Re: two seperate queries run faster than queries ORed together - Mailing list pgsql-performance

From Joseph Shraibman
Subject Re: two seperate queries run faster than queries ORed together
Date
Msg-id 405F2893.5090805@selectacast.net
Whole thread Raw
In response to Re: two seperate queries run faster than queries ORed together  (Richard Huxton <dev@archonet.com>)
Responses Re: two seperate queries run faster than queries ORed together  (Tom Lane <tgl@sss.pgh.pa.us>)
List pgsql-performance
Richard Huxton wrote:
> On Thursday 18 March 2004 21:21, Joseph Shraibman wrote:
>
>>explain
>>SELECT COUNT(u.ukey) FROM u, d WHERE d.ukey = u.ukey AND u.pkey = 260
>>AND (u.status = 3 OR d.status = 3 ) AND NOT u.boolfield ;
>>
>>
>>                                       QUERY PLAN
>>---------------------------------------------------------------------------
>>------------ Aggregate  (cost=128867.45..128867.45 rows=1 width=4)
>>    ->  Hash Join  (cost=32301.47..128866.77 rows=272 width=4)
>>          Hash Cond: ("outer".ukey = "inner".ukey)
>>          Join Filter: (("inner".status = 3) OR ("outer".status = 3))
>>          ->  Seq Scan on u  (cost=0.00..41215.97 rows=407824 width=6)
>>                Filter: ((pkey = 260) AND (NOT boolfield))
>
>
> There's your problem. For some reason it thinks it's getting 407,824 rows back
> from that filtered seq-scan. I take it that pkey is a primary-key and is
> defined as being UNIQUE? If you actually did have several hundred thousand
> matches then a seq-scan might be sensible.
>
No, pkey is not the primary key in this case.
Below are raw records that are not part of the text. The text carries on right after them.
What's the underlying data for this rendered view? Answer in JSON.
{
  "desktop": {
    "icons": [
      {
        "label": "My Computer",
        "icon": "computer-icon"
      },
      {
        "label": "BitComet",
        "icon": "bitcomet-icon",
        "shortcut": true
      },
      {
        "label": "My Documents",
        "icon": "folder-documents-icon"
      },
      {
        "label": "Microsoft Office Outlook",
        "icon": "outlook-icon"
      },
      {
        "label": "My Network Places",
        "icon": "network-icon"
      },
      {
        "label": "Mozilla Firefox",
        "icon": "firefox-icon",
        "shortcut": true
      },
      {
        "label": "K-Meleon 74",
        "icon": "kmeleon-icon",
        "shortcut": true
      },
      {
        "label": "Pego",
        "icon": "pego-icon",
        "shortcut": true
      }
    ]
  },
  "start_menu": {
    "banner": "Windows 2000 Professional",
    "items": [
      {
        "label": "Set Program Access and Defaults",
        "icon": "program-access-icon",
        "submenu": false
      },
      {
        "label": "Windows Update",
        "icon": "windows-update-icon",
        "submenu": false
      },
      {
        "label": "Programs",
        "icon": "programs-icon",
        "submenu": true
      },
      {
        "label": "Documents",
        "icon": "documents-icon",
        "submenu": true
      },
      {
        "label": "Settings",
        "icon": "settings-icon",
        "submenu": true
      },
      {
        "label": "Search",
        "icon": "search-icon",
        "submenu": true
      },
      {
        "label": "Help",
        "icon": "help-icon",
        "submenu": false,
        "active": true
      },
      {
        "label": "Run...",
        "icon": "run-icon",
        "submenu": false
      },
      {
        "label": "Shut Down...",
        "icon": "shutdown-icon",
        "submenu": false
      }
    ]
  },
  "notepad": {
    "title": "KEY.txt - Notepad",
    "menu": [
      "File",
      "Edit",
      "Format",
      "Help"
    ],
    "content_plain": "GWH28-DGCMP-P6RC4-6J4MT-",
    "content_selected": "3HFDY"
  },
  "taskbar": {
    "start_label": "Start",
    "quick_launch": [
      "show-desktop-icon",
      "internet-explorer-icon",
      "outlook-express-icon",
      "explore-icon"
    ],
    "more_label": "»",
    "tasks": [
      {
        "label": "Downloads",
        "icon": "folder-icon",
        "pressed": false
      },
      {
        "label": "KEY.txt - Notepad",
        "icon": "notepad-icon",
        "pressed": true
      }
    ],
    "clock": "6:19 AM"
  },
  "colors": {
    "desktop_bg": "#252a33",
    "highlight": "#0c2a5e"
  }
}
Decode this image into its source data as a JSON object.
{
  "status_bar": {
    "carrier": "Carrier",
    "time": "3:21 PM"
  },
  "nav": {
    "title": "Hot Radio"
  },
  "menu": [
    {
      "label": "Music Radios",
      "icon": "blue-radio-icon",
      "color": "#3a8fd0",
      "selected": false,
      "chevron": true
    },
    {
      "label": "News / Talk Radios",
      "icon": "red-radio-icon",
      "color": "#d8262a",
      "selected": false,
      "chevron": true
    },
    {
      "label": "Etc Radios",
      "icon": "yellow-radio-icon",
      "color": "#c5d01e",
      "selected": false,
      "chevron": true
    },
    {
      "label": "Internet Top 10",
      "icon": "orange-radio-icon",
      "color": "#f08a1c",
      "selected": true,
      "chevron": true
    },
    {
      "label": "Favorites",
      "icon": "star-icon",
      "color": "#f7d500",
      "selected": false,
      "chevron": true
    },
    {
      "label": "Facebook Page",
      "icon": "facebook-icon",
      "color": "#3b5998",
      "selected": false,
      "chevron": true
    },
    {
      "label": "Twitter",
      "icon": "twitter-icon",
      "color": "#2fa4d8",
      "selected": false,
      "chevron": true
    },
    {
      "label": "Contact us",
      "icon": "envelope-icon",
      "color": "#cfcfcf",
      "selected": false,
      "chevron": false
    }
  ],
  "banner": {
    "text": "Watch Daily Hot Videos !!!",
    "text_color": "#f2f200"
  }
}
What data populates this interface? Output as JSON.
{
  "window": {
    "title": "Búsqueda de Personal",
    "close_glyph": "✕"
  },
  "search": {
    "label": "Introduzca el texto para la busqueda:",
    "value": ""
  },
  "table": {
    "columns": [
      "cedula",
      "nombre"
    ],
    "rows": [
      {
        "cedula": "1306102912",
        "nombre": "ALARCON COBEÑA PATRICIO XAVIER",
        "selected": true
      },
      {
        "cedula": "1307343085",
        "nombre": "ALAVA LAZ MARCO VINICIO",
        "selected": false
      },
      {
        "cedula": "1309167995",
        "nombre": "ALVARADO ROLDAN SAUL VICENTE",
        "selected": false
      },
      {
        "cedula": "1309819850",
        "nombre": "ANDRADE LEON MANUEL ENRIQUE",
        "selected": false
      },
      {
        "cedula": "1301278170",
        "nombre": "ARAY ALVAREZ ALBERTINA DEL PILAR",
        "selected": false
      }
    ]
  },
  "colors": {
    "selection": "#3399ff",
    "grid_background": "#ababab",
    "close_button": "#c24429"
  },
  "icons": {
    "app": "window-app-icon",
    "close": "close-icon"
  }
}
The number of entries in u
that have pkey 260 and not boolfield is 344706. The number of those that
have status == 3 is 7.  To total number of entries in d that have status
  == 3 is 4.

> I'd start by analyze-ing the table in question,
Is done every night.

The problem is that it seems the planner doesn't think to do the
different parts of the OR seperately and then combine the answers.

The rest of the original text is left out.